Foto: dpa

Hier wird der Salat gefaltet! - Restaurant-Knigge Frankreich 

Anne Christine Heckmann   20.01.2016 | 10:44 Uhr

Santé, Gesundheit, wünscht man in sich in Frankreich, wenn man zum traditionellen Apéritif anstößt. Das tut man allerdings nicht mit Sekt. Wenn es prickeln soll, MUSS es Champagner sein. Alles andere wäre ein völliger „Faux Pas“.

Wer Weinschorle bestellt, beleidigt den Wirt. Der Weinkenner und Pariser Bistrot-Chef Cyril Dos Santos erklärt, warum: "Es ist verboten, Wein mit etwas anderem zu mischen. Einzige Ausnahme ist der „Kir“ - Wein aus dem Burgund, den man mit Johannesbeer-Likör mischt und als Apéritif trinkt. Aber sonst ist es undenkbar."

Die Franzosen sind stolz auf ihre Weine und ihre Küche. Sie respektieren und genießen sie. Morgens, mittags und abends. Essenszeiten sind heilig. Die Mittagspausen in französischen Unternehmen sind so großzügig kalkuliert, dass ein Drei-Gänge-Menü problemlos zu schaffen ist.

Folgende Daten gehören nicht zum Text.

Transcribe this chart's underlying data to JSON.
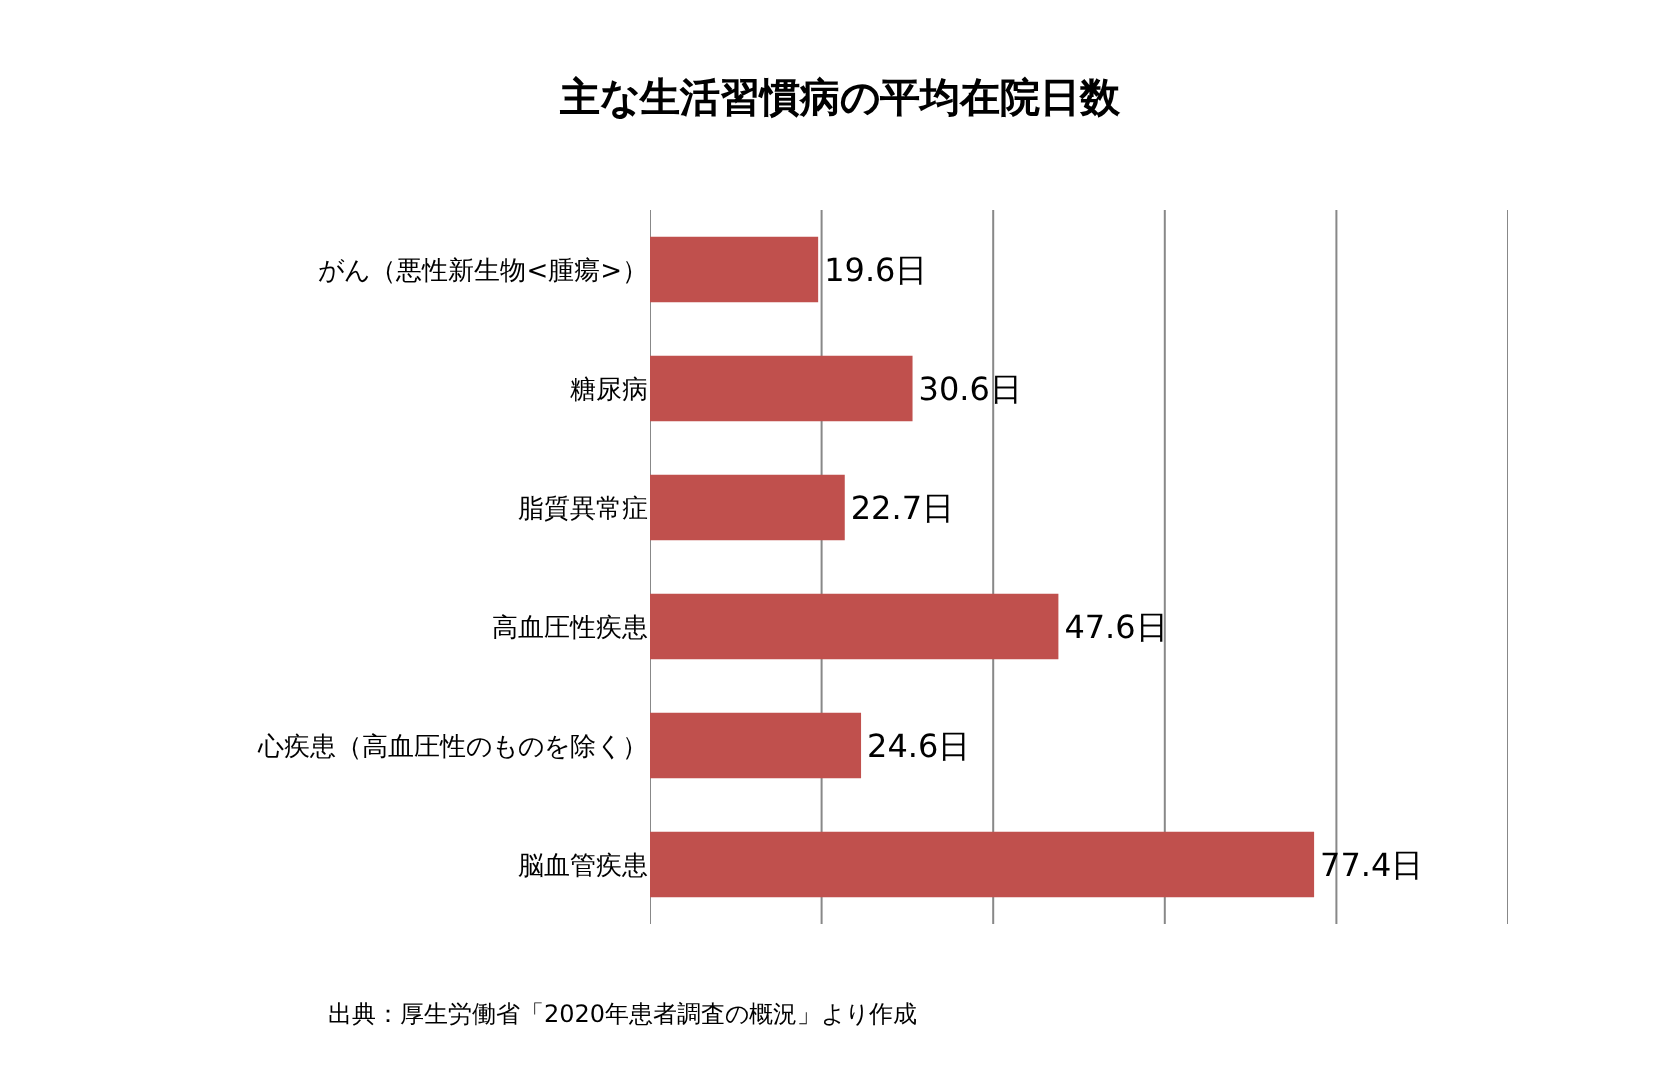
{
  "chart_data": {
    "type": "bar",
    "orientation": "horizontal",
    "title": "主な生活習慣病の平均在院日数",
    "categories": [
      "がん（悪性新生物<腫瘍>）",
      "糖尿病",
      "脂質異常症",
      "高血圧性疾患",
      "心疾患（高血圧性のものを除く）",
      "脳血管疾患"
    ],
    "values": [
      19.6,
      30.6,
      22.7,
      47.6,
      24.6,
      77.4
    ],
    "value_labels": [
      "19.6日",
      "30.6日",
      "22.7日",
      "47.6日",
      "24.6日",
      "77.4日"
    ],
    "color": "#c0504d",
    "xlim": [
      0,
      100
    ],
    "xticks": [
      {
        "value": 0,
        "label": null
      },
      {
        "value": 20,
        "label": null
      },
      {
        "value": 40,
        "label": null
      },
      {
        "value": 60,
        "label": null
      },
      {
        "value": 80,
        "label": null
      },
      {
        "value": 100,
        "label": null
      }
    ],
    "tick_labels": "y",
    "grid": "x",
    "annotations": [
      "出典：厚生労働省「2020年患者調査の概況」より作成"
    ]
  }
}
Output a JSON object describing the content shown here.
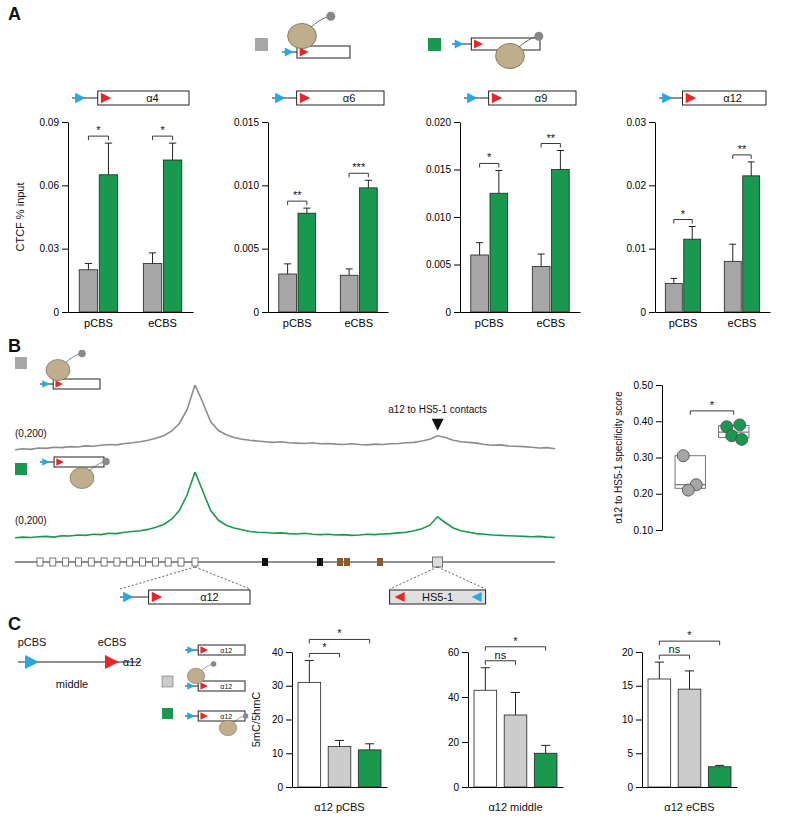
{
  "panels": [
    "A",
    "B",
    "C"
  ],
  "schematics": {
    "map_labels": [
      "α12",
      "HS5-1"
    ],
    "c_labels": [
      "pCBS",
      "eCBS",
      "middle",
      "α12"
    ]
  },
  "chart_data": [
    {
      "type": "bar",
      "title": "α4",
      "y_label": "CTCF % input",
      "categories": [
        "pCBS",
        "eCBS"
      ],
      "series": [
        {
          "color": "#a6a6a6",
          "values": [
            0.02,
            0.023
          ],
          "errors": [
            0.003,
            0.005
          ]
        },
        {
          "color": "#1a9850",
          "values": [
            0.065,
            0.072
          ],
          "errors": [
            0.015,
            0.008
          ]
        }
      ],
      "ylim": [
        0,
        0.09
      ],
      "yticks": [
        0,
        0.03,
        0.06,
        0.09
      ],
      "significance": [
        "*",
        "*"
      ]
    },
    {
      "type": "bar",
      "title": "α6",
      "categories": [
        "pCBS",
        "eCBS"
      ],
      "series": [
        {
          "color": "#a6a6a6",
          "values": [
            0.003,
            0.0029
          ],
          "errors": [
            0.0008,
            0.0005
          ]
        },
        {
          "color": "#1a9850",
          "values": [
            0.0078,
            0.0098
          ],
          "errors": [
            0.0004,
            0.0006
          ]
        }
      ],
      "ylim": [
        0,
        0.015
      ],
      "yticks": [
        0,
        0.005,
        {
          "value": 0.01,
          "label": "0.010"
        },
        0.015
      ],
      "significance": [
        "**",
        "***"
      ]
    },
    {
      "type": "bar",
      "title": "α9",
      "categories": [
        "pCBS",
        "eCBS"
      ],
      "series": [
        {
          "color": "#a6a6a6",
          "values": [
            0.006,
            0.0048
          ],
          "errors": [
            0.0013,
            0.0013
          ]
        },
        {
          "color": "#1a9850",
          "values": [
            0.0125,
            0.015
          ],
          "errors": [
            0.0024,
            0.002
          ]
        }
      ],
      "ylim": [
        0,
        0.02
      ],
      "yticks": [
        0,
        0.005,
        {
          "value": 0.01,
          "label": "0.010"
        },
        0.015,
        {
          "value": 0.02,
          "label": "0.020"
        }
      ],
      "significance": [
        "*",
        "**"
      ]
    },
    {
      "type": "bar",
      "title": "α12",
      "categories": [
        "pCBS",
        "eCBS"
      ],
      "series": [
        {
          "color": "#a6a6a6",
          "values": [
            0.0045,
            0.008
          ],
          "errors": [
            0.0008,
            0.0027
          ]
        },
        {
          "color": "#1a9850",
          "values": [
            0.0115,
            0.0215
          ],
          "errors": [
            0.002,
            0.0022
          ]
        }
      ],
      "ylim": [
        0,
        0.03
      ],
      "yticks": [
        0,
        0.01,
        0.02,
        0.03
      ],
      "significance": [
        "*",
        "**"
      ]
    },
    {
      "type": "line",
      "ylim": [
        0,
        200
      ],
      "tick_labels": false,
      "range_label": "(0,200)",
      "annotation": {
        "text": "a12 to HS5-1 contacts",
        "x": 54
      },
      "series": [
        {
          "color": "#8c8c8c",
          "values": [
            15,
            18,
            16,
            20,
            19,
            22,
            21,
            24,
            23,
            26,
            25,
            28,
            30,
            29,
            33,
            35,
            38,
            42,
            48,
            55,
            68,
            90,
            130,
            200,
            150,
            95,
            70,
            58,
            50,
            45,
            42,
            40,
            38,
            36,
            38,
            35,
            34,
            33,
            35,
            32,
            33,
            31,
            30,
            32,
            30,
            29,
            31,
            30,
            32,
            33,
            35,
            36,
            40,
            45,
            55,
            50,
            42,
            38,
            36,
            34,
            30,
            28,
            29,
            26,
            25,
            24,
            22,
            20,
            21,
            18
          ]
        },
        {
          "color": "#1a9850",
          "values": [
            12,
            14,
            13,
            15,
            16,
            14,
            18,
            17,
            20,
            19,
            22,
            21,
            25,
            24,
            28,
            30,
            32,
            36,
            42,
            50,
            65,
            90,
            135,
            200,
            145,
            90,
            62,
            48,
            40,
            35,
            30,
            28,
            27,
            25,
            26,
            24,
            23,
            25,
            22,
            21,
            22,
            20,
            21,
            19,
            20,
            22,
            21,
            23,
            24,
            26,
            28,
            32,
            38,
            48,
            72,
            55,
            40,
            32,
            28,
            24,
            22,
            20,
            19,
            18,
            17,
            16,
            15,
            16,
            14,
            13
          ]
        }
      ]
    },
    {
      "type": "box",
      "y_label": "α12 to HS5-1 specificity score",
      "groups": [
        {
          "color": "#a6a6a6",
          "points": [
            0.305,
            0.225,
            0.21
          ],
          "q1": 0.215,
          "median": 0.225,
          "q3": 0.305
        },
        {
          "color": "#1a9850",
          "points": [
            0.385,
            0.39,
            0.36,
            0.35
          ],
          "q1": 0.355,
          "median": 0.37,
          "q3": 0.388
        }
      ],
      "ylim": [
        0.1,
        0.5
      ],
      "yticks": [
        {
          "value": 0.1,
          "label": "0.10"
        },
        {
          "value": 0.2,
          "label": "0.20"
        },
        {
          "value": 0.3,
          "label": "0.30"
        },
        {
          "value": 0.4,
          "label": "0.40"
        },
        {
          "value": 0.5,
          "label": "0.50"
        }
      ],
      "significance": [
        {
          "categories": [
            0,
            1
          ],
          "label": "*"
        }
      ]
    },
    {
      "type": "bar",
      "x_label": "α12 pCBS",
      "y_label": "5mC/5hmC",
      "categories": [
        null,
        null,
        null
      ],
      "values": [
        31,
        12,
        11
      ],
      "errors": [
        6.5,
        1.8,
        1.8
      ],
      "colors": [
        "#ffffff",
        "#cccccc",
        "#1a9850"
      ],
      "ylim": [
        0,
        40
      ],
      "yticks": [
        0,
        10,
        20,
        30,
        40
      ],
      "significance": [
        {
          "categories": [
            0,
            1
          ],
          "label": "*"
        },
        {
          "categories": [
            0,
            2
          ],
          "label": "*"
        }
      ]
    },
    {
      "type": "bar",
      "x_label": "α12 middle",
      "categories": [
        null,
        null,
        null
      ],
      "values": [
        43,
        32,
        15
      ],
      "errors": [
        10,
        10,
        3.5
      ],
      "colors": [
        "#ffffff",
        "#cccccc",
        "#1a9850"
      ],
      "ylim": [
        0,
        60
      ],
      "yticks": [
        0,
        20,
        40,
        60
      ],
      "significance": [
        {
          "categories": [
            0,
            1
          ],
          "label": "ns"
        },
        {
          "categories": [
            0,
            2
          ],
          "label": "*"
        }
      ]
    },
    {
      "type": "bar",
      "x_label": "α12 eCBS",
      "categories": [
        null,
        null,
        null
      ],
      "values": [
        16,
        14.5,
        3
      ],
      "errors": [
        2.5,
        2.7,
        0.2
      ],
      "colors": [
        "#ffffff",
        "#cccccc",
        "#1a9850"
      ],
      "ylim": [
        0,
        20
      ],
      "yticks": [
        0,
        5,
        10,
        15,
        20
      ],
      "significance": [
        {
          "categories": [
            0,
            1
          ],
          "label": "ns"
        },
        {
          "categories": [
            0,
            2
          ],
          "label": "*"
        }
      ]
    }
  ]
}
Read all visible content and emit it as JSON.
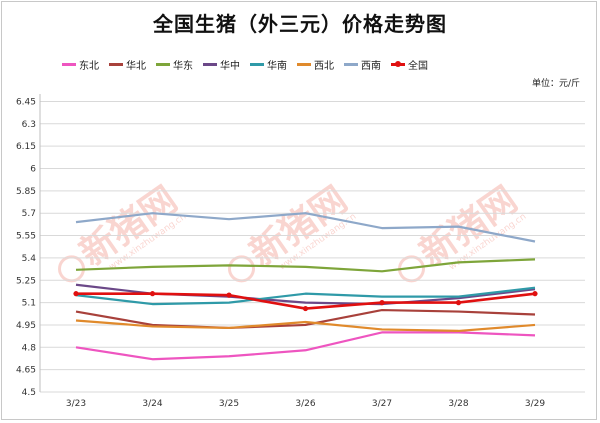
{
  "title": "全国生猪（外三元）价格走势图",
  "unit_label": "单位：元/斤",
  "watermark": {
    "text": "新猪网",
    "url": "www.xinzhuwang.cn",
    "brand_color": "#e8432e"
  },
  "colors": {
    "dongbei": "#ee55c0",
    "huabei": "#a8413b",
    "huadong": "#7ea53a",
    "huazhong": "#6b4888",
    "huanan": "#2f9aa8",
    "xibei": "#e08a2c",
    "xinan": "#8ea8c9",
    "quanguo": "#e01010",
    "grid": "#d9d9d9"
  },
  "chart_data": {
    "type": "line",
    "title": "全国生猪（外三元）价格走势图",
    "ylabel": "单位：元/斤",
    "xlabel": "",
    "categories": [
      "3/23",
      "3/24",
      "3/25",
      "3/26",
      "3/27",
      "3/28",
      "3/29"
    ],
    "ylim": [
      4.5,
      6.5
    ],
    "yticks": [
      "6.45",
      "6.3",
      "6.15",
      "6",
      "5.85",
      "5.7",
      "5.55",
      "5.4",
      "5.25",
      "5.1",
      "4.95",
      "4.8",
      "4.65",
      "4.5"
    ],
    "grid": true,
    "legend_position": "top",
    "series": [
      {
        "name": "东北",
        "color_key": "dongbei",
        "markers": false,
        "values": [
          4.8,
          4.72,
          4.74,
          4.78,
          4.9,
          4.9,
          4.88
        ]
      },
      {
        "name": "华北",
        "color_key": "huabei",
        "markers": false,
        "values": [
          5.04,
          4.95,
          4.93,
          4.95,
          5.05,
          5.04,
          5.02
        ]
      },
      {
        "name": "华东",
        "color_key": "huadong",
        "markers": false,
        "values": [
          5.32,
          5.34,
          5.35,
          5.34,
          5.31,
          5.37,
          5.39
        ]
      },
      {
        "name": "华中",
        "color_key": "huazhong",
        "markers": false,
        "values": [
          5.22,
          5.16,
          5.14,
          5.1,
          5.09,
          5.13,
          5.19
        ]
      },
      {
        "name": "华南",
        "color_key": "huanan",
        "markers": false,
        "values": [
          5.15,
          5.09,
          5.1,
          5.16,
          5.14,
          5.14,
          5.2
        ]
      },
      {
        "name": "西北",
        "color_key": "xibei",
        "markers": false,
        "values": [
          4.98,
          4.94,
          4.93,
          4.97,
          4.92,
          4.91,
          4.95
        ]
      },
      {
        "name": "西南",
        "color_key": "xinan",
        "markers": false,
        "values": [
          5.64,
          5.7,
          5.66,
          5.7,
          5.6,
          5.61,
          5.51
        ]
      },
      {
        "name": "全国",
        "color_key": "quanguo",
        "markers": true,
        "values": [
          5.16,
          5.16,
          5.15,
          5.06,
          5.1,
          5.1,
          5.16
        ]
      }
    ]
  }
}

Und ein Gläschen Wein ist auch mittags nicht tabu, im Gegenteil, das hat sogar Tradition.

Nicht zu früh und nicht zu schnell

Nach dem üppigen Mittagsmahl dauert es eine Weile, bis der nächste Appetit kommt. Und deshalb gehen die Franzosen selten vor 20.00 Uhr abends zum „Dîner“. Als Deutscher sollte man nicht den Fehler machen, schon um sieben im Restaurant zu sitzen. Dann kann es passieren, dass noch die Kochmannschaft am Nebentisch zu Abend isst. Auch sollte man im Restaurant nicht gleich an einen Tisch stürmen. Der Gast wartet am Eingang und bekommt einen Platz zugewiesen. Das gilt auch im Bistrot. Und dann heißt es: Haltung bewahren - denn Schlürfen und Schmatzen kommen in Frankreich gar nicht gut an! Die Franzosen respektieren, was auf den Tisch kommt, das Umfeld und die Menschen drumherum. Tischmanieren sind wichtig. Das gehört zur Tischkultur dazu.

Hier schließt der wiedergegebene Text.